I love words. I love learning new words. I love trying to determine the meaning of a new word based on the context in which I might hear or read it, after which I will open a dictionary (or ask Siri) for the definition. Please don’t hate me for it; it’s my job. I’m not shy about telling anyone who asks what I “do” that I’m an author, so my passion for words is entirely defensible. I initially wrote “excusable,” but found “defensible” more appropriate for expressing my proclivity to wax poetic when given the opportunity.
Just today I posted the following plea on Facebook:
Everyone please repeat after me: “I feel BAD about that.”
You don’t feel badly (unless you identify silk as barbed wire in a blind touch test). How many of you feel goodly about things? You don’t. Stop saying you feel badly.
So, you can only imagine the horror and embarrassment I felt when I committed a most heinous faux pas—on a couple of levels—at an RV Campground this past weekend. Here’s what happened:
In bold print along the mirrors in the bathroom are warning signs about what you “Absolutely” cannot do with your hair. I suppose the signs are necessary, what with potentially clogged sinks and power issues and such. So when I was in the stall and heard the sound of a hairdryer, I tried to think of a non-threatening way to bring my concern to the blatant rule-breaker.
At this point in my story, please remember my comment about reading words “in context.”
I went to the sink next to Ms. Rule-Breaker and smiled at her, then stared at the sign right in front of her, then looked back at her.
“I feel like I’m on Candid Camera right now,” I told her, giggling a non-threatening giggle, “like someone’s watching to see who’ll report the person, or tell them not to do what they’re doing.” I smiled again and nodded toward the signs.
Ms. Rule-Breaker looked confused and mumbled something like, “Yeah, okay,” and kept drying her hair. A woman of about 45, she looked like she could have been a school teacher or a librarian. I expected more from her, but I wasn’t about to make a bigger deal than I’d already made of the situation, so I left to help Mike prep the trailer for our departure.
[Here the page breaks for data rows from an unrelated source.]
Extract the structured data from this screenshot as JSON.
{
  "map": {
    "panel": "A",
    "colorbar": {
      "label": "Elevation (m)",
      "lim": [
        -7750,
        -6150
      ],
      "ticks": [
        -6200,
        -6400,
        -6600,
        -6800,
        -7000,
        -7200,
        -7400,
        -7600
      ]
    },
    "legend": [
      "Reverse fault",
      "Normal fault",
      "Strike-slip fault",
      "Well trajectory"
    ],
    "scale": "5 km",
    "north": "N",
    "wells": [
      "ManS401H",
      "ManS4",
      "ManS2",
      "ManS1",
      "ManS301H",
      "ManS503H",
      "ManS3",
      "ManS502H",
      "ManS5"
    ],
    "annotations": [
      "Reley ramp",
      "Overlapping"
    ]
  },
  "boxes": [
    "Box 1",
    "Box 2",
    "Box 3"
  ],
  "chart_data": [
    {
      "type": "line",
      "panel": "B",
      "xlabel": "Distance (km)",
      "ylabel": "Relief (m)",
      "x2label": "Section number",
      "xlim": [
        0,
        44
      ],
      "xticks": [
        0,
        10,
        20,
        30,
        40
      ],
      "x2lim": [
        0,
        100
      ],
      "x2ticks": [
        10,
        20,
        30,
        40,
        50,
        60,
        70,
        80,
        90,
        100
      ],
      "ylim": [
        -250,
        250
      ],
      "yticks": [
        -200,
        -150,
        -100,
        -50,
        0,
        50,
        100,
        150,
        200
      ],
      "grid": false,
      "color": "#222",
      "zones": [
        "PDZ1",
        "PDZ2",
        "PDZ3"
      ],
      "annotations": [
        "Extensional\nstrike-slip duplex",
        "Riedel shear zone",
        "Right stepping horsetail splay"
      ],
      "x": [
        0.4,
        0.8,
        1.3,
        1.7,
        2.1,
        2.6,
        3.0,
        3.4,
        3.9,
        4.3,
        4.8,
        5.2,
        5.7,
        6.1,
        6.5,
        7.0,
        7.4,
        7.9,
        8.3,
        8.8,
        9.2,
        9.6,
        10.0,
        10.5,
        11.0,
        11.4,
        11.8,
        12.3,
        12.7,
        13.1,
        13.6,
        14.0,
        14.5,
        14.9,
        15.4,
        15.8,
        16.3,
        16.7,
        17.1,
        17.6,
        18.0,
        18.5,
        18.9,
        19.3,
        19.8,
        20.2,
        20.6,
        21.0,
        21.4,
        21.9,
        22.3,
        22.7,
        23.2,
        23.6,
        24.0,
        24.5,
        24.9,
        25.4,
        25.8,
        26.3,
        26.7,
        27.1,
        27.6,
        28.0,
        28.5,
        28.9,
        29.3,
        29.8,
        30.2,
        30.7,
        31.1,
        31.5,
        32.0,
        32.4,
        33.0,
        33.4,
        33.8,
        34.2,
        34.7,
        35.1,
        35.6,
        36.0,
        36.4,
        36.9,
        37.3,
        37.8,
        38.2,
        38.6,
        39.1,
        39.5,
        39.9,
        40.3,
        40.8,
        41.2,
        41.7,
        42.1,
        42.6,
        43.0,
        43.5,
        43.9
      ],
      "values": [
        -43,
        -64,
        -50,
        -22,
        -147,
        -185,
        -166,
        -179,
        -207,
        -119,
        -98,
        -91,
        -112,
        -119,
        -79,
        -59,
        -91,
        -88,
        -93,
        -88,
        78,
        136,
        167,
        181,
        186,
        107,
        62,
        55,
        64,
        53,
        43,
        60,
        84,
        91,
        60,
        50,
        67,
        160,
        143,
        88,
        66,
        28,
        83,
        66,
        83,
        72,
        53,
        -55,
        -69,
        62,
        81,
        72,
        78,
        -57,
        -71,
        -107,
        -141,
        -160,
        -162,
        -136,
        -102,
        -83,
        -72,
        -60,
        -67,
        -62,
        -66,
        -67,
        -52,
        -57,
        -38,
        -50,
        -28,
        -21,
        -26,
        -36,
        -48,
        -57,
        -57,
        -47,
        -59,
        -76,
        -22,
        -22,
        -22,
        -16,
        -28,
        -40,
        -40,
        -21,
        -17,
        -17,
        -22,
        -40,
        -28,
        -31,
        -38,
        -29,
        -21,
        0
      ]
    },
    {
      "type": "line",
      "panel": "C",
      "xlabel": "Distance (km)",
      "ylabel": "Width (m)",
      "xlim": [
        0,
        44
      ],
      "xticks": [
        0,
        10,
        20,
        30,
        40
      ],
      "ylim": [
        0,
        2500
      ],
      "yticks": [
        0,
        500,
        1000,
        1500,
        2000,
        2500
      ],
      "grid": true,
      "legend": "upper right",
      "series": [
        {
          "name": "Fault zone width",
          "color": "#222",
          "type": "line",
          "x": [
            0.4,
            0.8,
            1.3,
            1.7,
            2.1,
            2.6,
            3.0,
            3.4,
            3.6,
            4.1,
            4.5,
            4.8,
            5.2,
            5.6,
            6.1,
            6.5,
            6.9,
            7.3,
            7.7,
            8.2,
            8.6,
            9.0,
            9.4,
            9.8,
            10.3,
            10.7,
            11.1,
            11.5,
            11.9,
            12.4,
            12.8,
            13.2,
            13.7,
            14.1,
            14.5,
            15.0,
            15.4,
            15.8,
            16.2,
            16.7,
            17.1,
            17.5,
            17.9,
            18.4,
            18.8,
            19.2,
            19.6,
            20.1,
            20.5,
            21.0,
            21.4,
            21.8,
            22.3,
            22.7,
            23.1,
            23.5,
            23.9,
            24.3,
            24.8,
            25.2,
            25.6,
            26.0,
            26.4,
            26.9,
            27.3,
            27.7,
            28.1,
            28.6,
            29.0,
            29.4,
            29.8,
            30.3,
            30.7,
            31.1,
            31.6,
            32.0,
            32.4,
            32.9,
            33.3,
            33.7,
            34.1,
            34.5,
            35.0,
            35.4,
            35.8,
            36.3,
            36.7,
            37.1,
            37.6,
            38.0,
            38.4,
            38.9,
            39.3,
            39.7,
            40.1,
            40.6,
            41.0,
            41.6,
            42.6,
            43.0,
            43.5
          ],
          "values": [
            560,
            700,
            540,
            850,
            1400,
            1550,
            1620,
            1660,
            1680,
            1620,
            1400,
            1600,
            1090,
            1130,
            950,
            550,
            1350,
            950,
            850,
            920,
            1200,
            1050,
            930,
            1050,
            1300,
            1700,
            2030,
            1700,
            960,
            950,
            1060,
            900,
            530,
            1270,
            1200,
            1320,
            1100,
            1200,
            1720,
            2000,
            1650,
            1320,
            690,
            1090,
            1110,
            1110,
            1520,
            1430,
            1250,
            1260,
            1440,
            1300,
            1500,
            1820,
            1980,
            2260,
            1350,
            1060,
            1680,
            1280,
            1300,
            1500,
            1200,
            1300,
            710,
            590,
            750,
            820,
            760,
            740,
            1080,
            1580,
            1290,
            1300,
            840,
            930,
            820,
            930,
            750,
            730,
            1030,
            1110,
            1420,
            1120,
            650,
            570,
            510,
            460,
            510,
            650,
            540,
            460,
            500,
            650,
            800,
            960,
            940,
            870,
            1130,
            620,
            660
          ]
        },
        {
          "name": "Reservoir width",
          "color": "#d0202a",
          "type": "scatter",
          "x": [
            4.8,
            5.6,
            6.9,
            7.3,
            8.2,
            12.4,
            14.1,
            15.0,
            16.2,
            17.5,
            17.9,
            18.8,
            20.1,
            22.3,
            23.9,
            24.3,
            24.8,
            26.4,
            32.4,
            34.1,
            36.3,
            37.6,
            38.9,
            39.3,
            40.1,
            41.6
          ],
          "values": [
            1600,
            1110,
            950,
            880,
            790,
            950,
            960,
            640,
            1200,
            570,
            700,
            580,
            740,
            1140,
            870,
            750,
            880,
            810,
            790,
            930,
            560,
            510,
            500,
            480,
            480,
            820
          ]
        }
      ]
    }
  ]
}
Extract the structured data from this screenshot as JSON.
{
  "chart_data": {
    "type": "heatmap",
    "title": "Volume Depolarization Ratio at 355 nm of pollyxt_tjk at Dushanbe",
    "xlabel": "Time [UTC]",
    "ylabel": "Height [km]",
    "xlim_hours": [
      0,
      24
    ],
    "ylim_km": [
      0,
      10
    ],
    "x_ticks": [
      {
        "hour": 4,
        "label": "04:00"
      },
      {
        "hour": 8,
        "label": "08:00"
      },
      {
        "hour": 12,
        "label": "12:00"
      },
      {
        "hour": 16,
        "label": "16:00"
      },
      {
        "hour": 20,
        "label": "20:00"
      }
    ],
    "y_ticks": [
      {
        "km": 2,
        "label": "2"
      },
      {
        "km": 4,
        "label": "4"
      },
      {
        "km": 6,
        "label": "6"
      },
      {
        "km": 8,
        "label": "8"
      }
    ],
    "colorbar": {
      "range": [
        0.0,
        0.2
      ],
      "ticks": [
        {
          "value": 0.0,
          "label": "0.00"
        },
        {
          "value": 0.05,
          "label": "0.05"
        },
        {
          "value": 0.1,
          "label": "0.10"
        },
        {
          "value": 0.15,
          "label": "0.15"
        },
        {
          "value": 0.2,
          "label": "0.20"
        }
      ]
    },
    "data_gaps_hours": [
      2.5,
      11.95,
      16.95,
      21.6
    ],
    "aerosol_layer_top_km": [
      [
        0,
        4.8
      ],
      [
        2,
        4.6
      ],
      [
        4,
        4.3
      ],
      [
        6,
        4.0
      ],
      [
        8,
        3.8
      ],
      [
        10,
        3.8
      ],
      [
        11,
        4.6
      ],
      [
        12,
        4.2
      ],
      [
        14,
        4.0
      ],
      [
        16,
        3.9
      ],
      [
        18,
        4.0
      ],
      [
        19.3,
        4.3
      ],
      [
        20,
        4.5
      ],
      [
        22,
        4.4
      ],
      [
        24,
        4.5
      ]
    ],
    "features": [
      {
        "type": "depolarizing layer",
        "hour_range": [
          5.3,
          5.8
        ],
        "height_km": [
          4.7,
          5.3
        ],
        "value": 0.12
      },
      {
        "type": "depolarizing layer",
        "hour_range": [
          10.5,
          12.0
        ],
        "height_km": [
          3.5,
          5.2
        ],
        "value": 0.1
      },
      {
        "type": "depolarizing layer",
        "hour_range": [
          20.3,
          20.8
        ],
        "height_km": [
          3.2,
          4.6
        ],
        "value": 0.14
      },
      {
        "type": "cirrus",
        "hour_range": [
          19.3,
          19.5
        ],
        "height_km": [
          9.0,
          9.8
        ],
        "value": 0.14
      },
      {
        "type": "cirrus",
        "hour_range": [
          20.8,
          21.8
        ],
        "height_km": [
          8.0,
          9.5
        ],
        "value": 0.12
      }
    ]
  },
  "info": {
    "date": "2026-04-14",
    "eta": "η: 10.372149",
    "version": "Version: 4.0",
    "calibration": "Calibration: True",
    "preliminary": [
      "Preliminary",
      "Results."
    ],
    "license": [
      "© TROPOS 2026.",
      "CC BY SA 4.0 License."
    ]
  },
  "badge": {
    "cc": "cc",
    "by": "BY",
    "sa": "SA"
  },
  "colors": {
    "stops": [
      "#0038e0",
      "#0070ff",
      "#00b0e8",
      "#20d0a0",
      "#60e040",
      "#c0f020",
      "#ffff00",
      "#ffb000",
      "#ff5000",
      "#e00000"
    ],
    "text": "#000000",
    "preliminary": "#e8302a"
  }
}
“Emptying the shitter” is the last step before locking up (Chevy Chase Christmas Vacation fans will appreciate that visual), and I took the opportunity to grouse to Mike.
“They have the same signs in the men’s room too,” he told me, though he thought it was weird. “Maybe they have problems with circuit breakers.”
“Well, I guess the lady I just saw in the bathroom believes the rules don’t apply to her.”
No sooner had I uttered the words than the very same rule-breaker walked around our trailer, hairdryer in hand, and glared at me.
“And just so you know,” she said, “the signs say ‘No Hair DYING’.” She turned in a huff and walked away.
I wanted to run after her and say, “Oh! Really? I’m so sorry! I’m an author . . . I’ll write something funny about this . . .,” but Mike suggested that she might be an author too, and the words she’d use to describe me might not be so funny.
Yes, I was a sanctimonious ass, but come on! “ABSOLUTELY NO HAIR DYING” just doesn’t make sense in an RV Campground bathroom, does it? And in the men’s room too? Well at least now I know (should I ever decide I need to touch up my roots while camping), and I also know I need to read signs more closely . . . and speak more softly in public places!